(Paris 1764 - Paris 1838)
A Design for a Jardinière, with a Relief of Venus and Apollo
Laid down on a larger sheet, possibly an album page.
210 x 153 mm. (8 1/4 x 6 in.)
Many years later, the art historian Henry Havard illustrated this same jardinière in his monumental Dictionnaire de l’ameublement et de la décoration, published between 1887 and 1890. As he wrote, ‘Meanwhile, on the advice of Percier, the cabinetmaker Jacob made a number of very remarkable pieces, as architecture and as ornamentation, the drawings of which have fortunately been preserved. We reproduce two of them here, and the opulence of these pieces of furniture, the care which Percier has taken of designing so many varied models, indicates that it was around this time that the jardinière completed its adaptation to elegant interiors and to take the place in Parisian houses which it has not ceased to occupy since then.’
This watercolour by Percier was formerly in the archival collection of cabinetmaker François-Honoré-Georges Jacob-Desmalter (1770-1841), who oversaw one of the most important furniture workshops in Paris in the first quarter of the 19th century. A similar jardinière was produced by Jacob-Desmalter, after a design by Alexandre Dufour, for the Princesse d’Eckmülh at the Château de Savigny.

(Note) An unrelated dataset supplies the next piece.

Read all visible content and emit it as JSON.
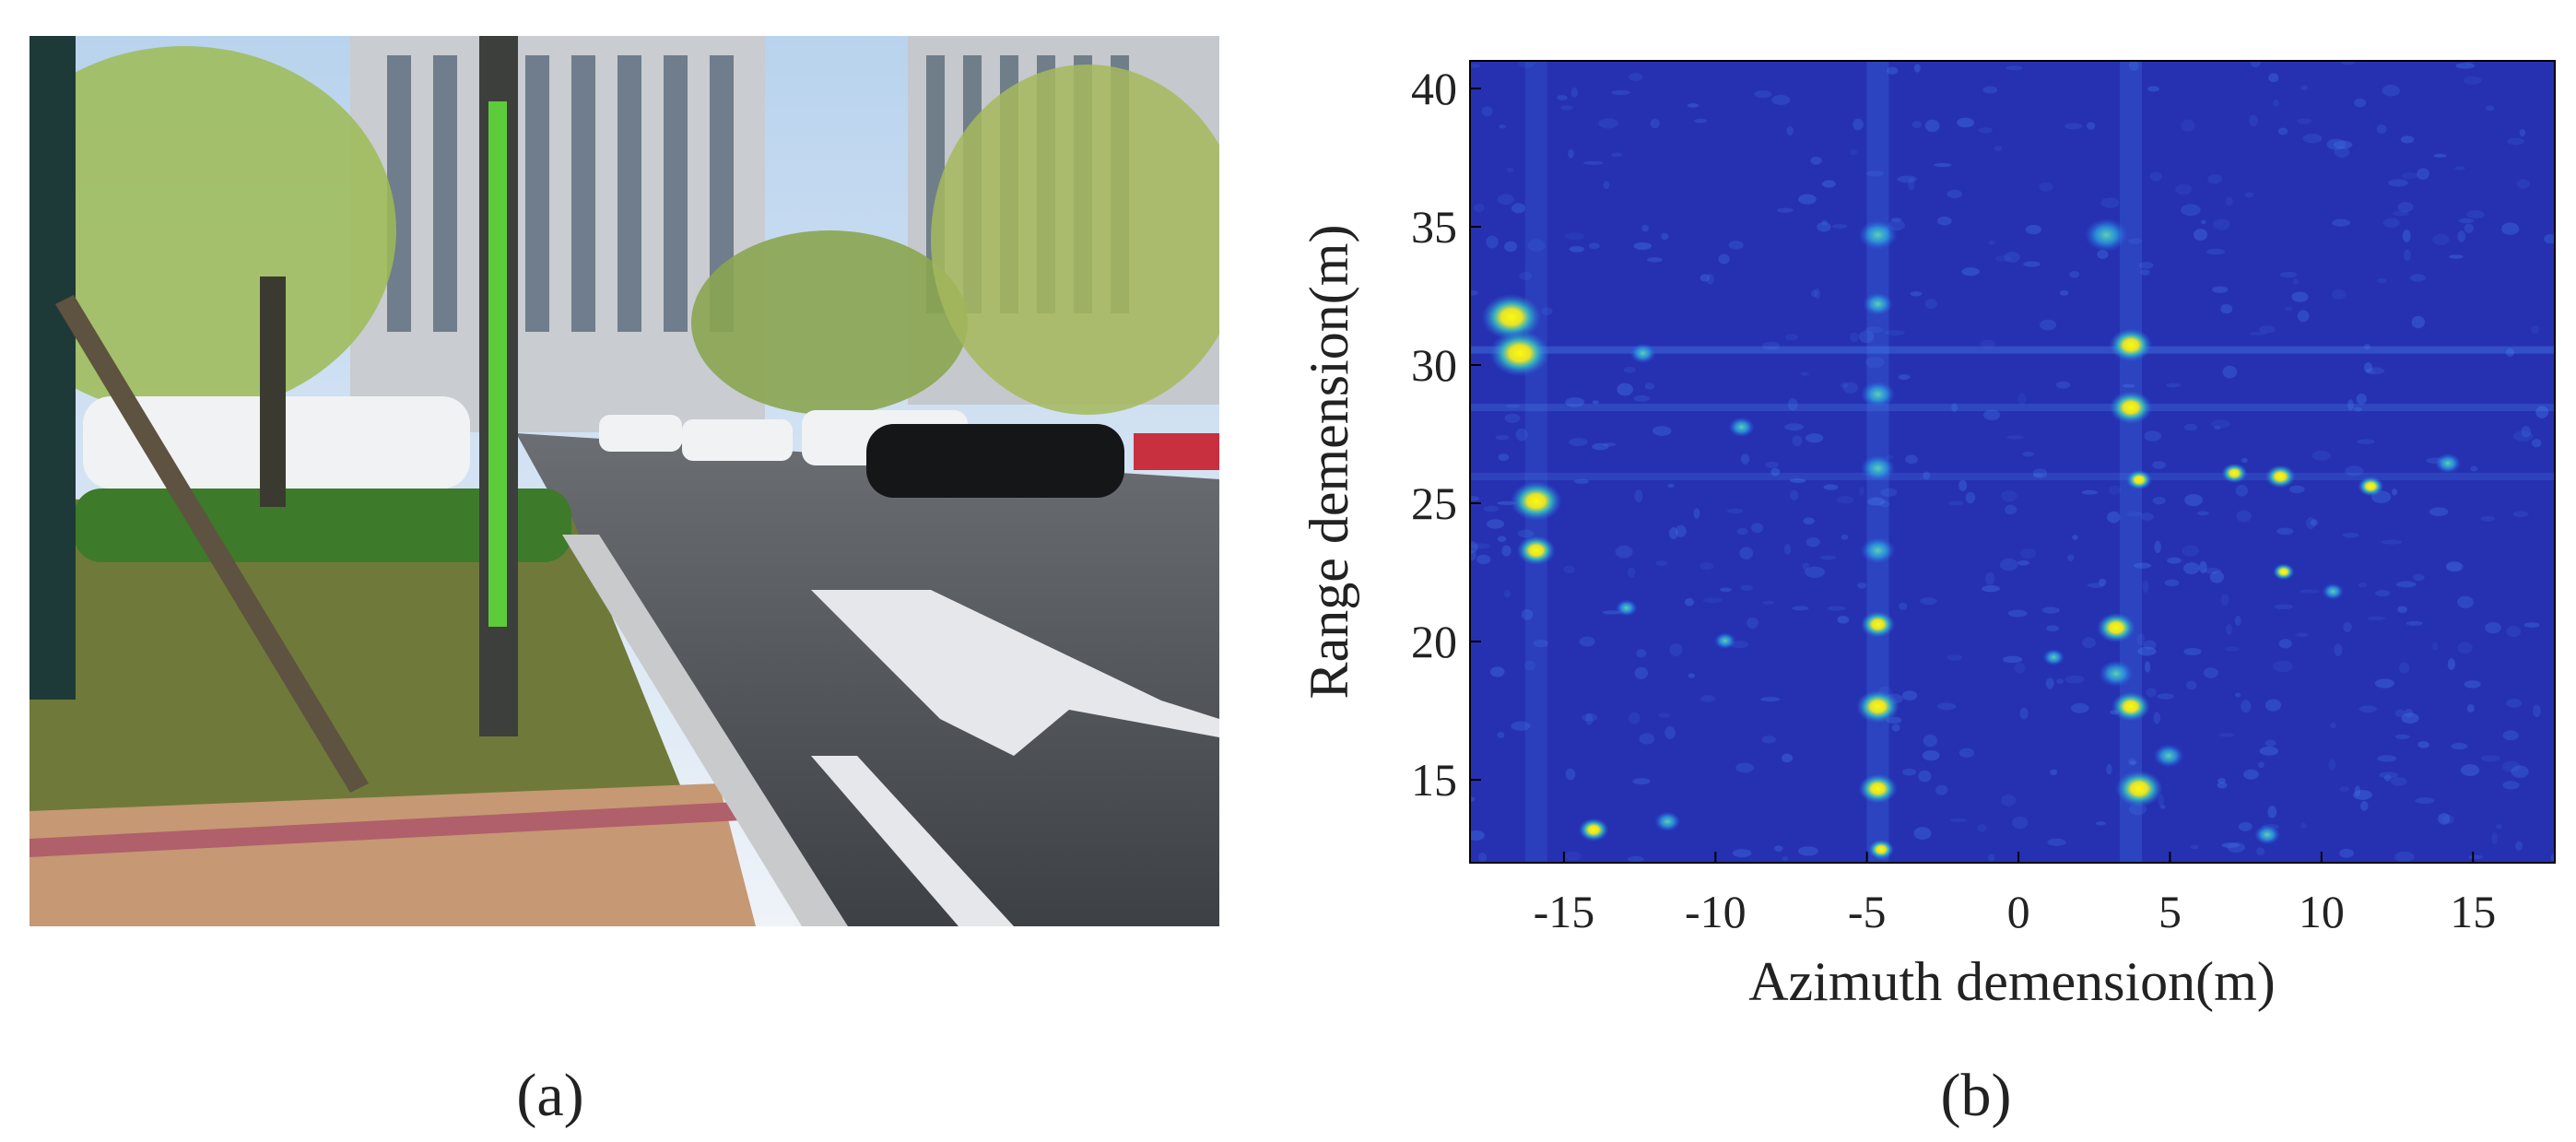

After winning the Prix de Rome for architecture in 1786, Charles Percier spent the next seven years as a pensionnaire at the Académie de France in Rome. Together with Pierre Fontaine (1762-1853), a fellow student of the architect Antoine-François Peyre, Percier sketched the monuments of ancient and modern Rome. Upon their return to Paris, Percier and Fontaine embarked on a long and successful partnership, working closely as architects and designers until about 1814. Together they published a number of books on architecture, ornament and furnishings, each accompanied by their illustrations, such as the Palais, maisons, et autres édifices modernes, dessinés à Rome, published in 1798. These were collaborative efforts in which Percier drew the architectural and sculptural elements, while Fontaine was responsible for the landscapes and figures.
Percier’s first significant official commission came in 1800, when he was asked by Josephine Bonaparte to take charge of the renovation and interior decoration of her villa at Malmaison. In later years both Percier and Fontaine worked extensively for Napoleon; at the Tuileries, Saint-Cloud, Compiègne, Fontainebleau and elsewhere, as well as designing court festivities such as the coronation of Napoleon as Emperor and the ceremony of his marriage to Marie-Louise of Austria. As architects they renovated parts of the Louvre, and designed the Arc de Triomphe du Carrousel, completed in 1807. Indeed, such was their importance as architects and designers during the Napoleonic era that Percier and Fontaine can arguably be said to have created the Empire style. Much of their influence can be traced to their seminal publication Receuil des décorations intérieures, published in 1812, which served as a compendium of designs for rooms, furniture, decorations and ornament that spread the Empire style throughout Europe as well as to Russia and America. After the fall of Napoleon, the partnership of Percier and Fontaine was dissolved, although both artists continued to remain active. Percier was charged with the decoration of the cathedral in Reims for the planned coronation of King Louis XVIII, an event that never took place.